Еще одно предположение касается, конечно, пассионарности. На защиту Белого дома вышли люди, которым, условно говоря, «больше всех надо». Те самые, кого теперь принято с некоторым пренебрежением называть «активисты». С песнями «Мы ждем перемен» и «Поезд в огне» наперевес. Они действительно хотели перемен, но их и даже в Москве оказалось не так уж и много. А все те, кто после разгрома ГКЧП вывалил на улицы Москвы и первым делом отправился крушить памятники — они, конечно, никакого отношения к защите Белого дома не имели. Но, тем не менее, на улицы вывалили и памятники крушили воодушевленно.
Но все же сколько гипотез ни разрабатывай, а факт, как говорится, на лицо: граждане СССР, на бумаге будучи приверженцами сохранения СССР (см. результаты референдума 17 марта 1991 года) на деле никакого сопротивления распаду СССР не оказали. Просто потому, что на тот момент их память еще не стерла плохое. И не могла — ведь плохое происходило вокруг прямо сейчас.
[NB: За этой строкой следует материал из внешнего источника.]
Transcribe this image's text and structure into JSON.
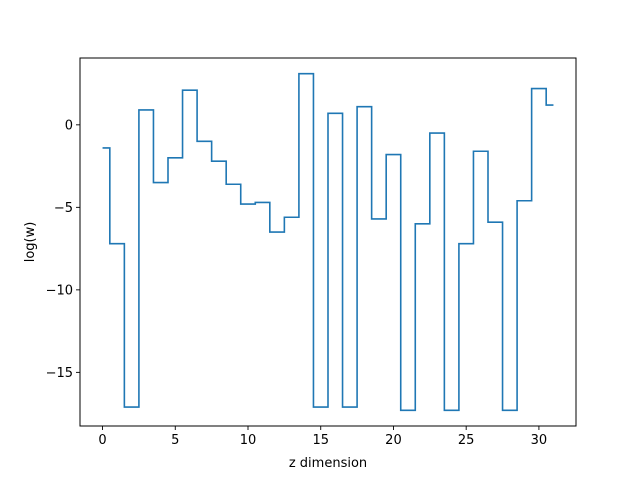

Пустые полки в магазинах. Кооперативные жулики на рынках. Начинающийся разлад на крупных предприятиях. Инфляция. Талоны уже даже в Москве. Повальное крушение социалистических режимов стран Восточной Европы. Бегство Прибалтики. Парад суверенитетов республик СССР сразу же после путча. На протяжении пяти-шести лет всё вокруг рушилось, а перспектив в рамках общепринятых концепций не виделось никаких. Всё, что бы ни предпринимали советские власти, неизменно ухудшало ситуацию для не предприимчивых, не умеющих бороться за жизнь, выросших в тепличных условиях простых послевоенных советских людей. Потом, зимой 1992 года, после начала гайдаровской реформы, им все же придется научиться бороться за жизнь и выгрызать себе место под солнцем. Но тогда, осенью 1991, глаза видели, что катастрофа уже произошла. И, глядя на все эти Беловежские соглашения и совершенно непонятную возню вокруг Союзного договора, завершившуюся отставкой Горбачева, простой советский человек думал так: Ну и ладно.
Однако, как ни крути, а опорные ориентиры нужны. Никто не знает, можно ли было сохранить СССР, но зато никто не запрещает думать, что можно. И проецировать на современную Россию ту самую картинку из «Книги о вкусной и здоровой пище», на которой изображены продукты, которые 90 процентов населения СССР никогда в жизни не видели вне пределов этой картинки.
Проецировать на нее лучшую в мире систему образования. Бесплатную медицину. Первое в мире место по производству пшеницы, картофеля и молока. Гражданское авиастроение. Миллионы тонн стали и чугуна. Гагарина и Днепрогэс. Атомный ледокол «Ленин» и первую в мире АЭС.
Особенно любят заниматься подобным проецированием люди, которые в силу возраста вообще не помнят СССР. Ну что же, в психотерапевтических целях это, быть может, и полезная практика. Но однажды в тех же самых психотерапевтических целях полезно спросить у своих родителей — а почему, все таки, они не вышли осенью 1991 года на улицы, чтобы защитить СССР?
25-летняя годовщина ГКЧП, кажется, вполне себе удачный момент, чтобы задать своим родителям этот вопрос.
А родителям — задать его самим себе.